Degradation kinetics of hydroxy and hydroxynitro derivatives of benzoic acid by fenton-like and photo-fenton techniques: A comparative study

Abstract: The oxidative degradation of a series of hydroxy and hydroxynitro derivatives of benzoic acid by Fenton-like and photo-Fenton processes was compared under identical conditions (initial concentrations, pH and temperature). In spite of closely related chemical structures, (2-hydroxybenzoic (2H-BA), 2,4-dihydroxybenzoic (24DH-BA), 2-hydroxy-5-nitrobenzoic (2H5N-BA), 4-hydroxy-3-nitrobenzoic (4H3N-BA) and 2-hydroxy-4-nitrobenzoic (2H4N-BA) acids), the degradation timescales were remarkably different. A common feature was, however, that autocatalytic decay profiles were displayed by the substrates and H 2 O 2 . A simple equation, which may be used as a valuable tool for a semiquantitative analysis of the main kinetic features of the inverted “S” profiles, is presented.

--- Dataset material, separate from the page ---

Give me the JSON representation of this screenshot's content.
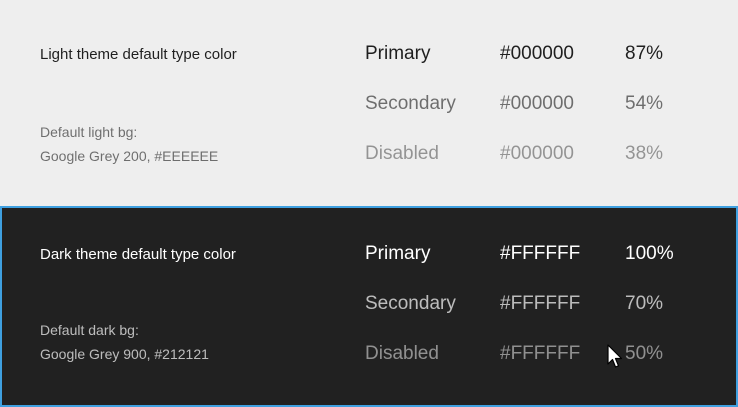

In addition, a method for the estimation of the relative contribution of photoinduced pathways in photo-Fenton systems (photoenhancement factors) is proposed. In order to assess the key processes governing the kinetic profiles observed, complementary studies were performed to evaluate the formation of ferric complexes, the reactivity towards HO and Fe(II) production efficiencies. Except for 4H3N-BA, the model substrates form highly stable complexes with Fe(III). Competition experiments showed that the reactivities of both the substrates and the ferric complexes with hydroxyl radicals cannot explain the large timescale differences observed in Fenton-like and photo-Fenton systems. The comparison of Fe(II) production under irradiation in the absence of H 2 O 2 with the decay profiles observed in both Fenton-like and photo-Fenton systems confirms that the main factor controlling the autocatalytic behavior is the formation of organic intermediates that are capable of reducing Fe(III) species. An additional factor in the photo-Fenton process may be the efficiency of photoinduced Fe(II) production, which is affected by complex formation since the studied complexes exhibit a lower efficiency of Fe(III) photoreduction than the Fe(III)–aquo complex.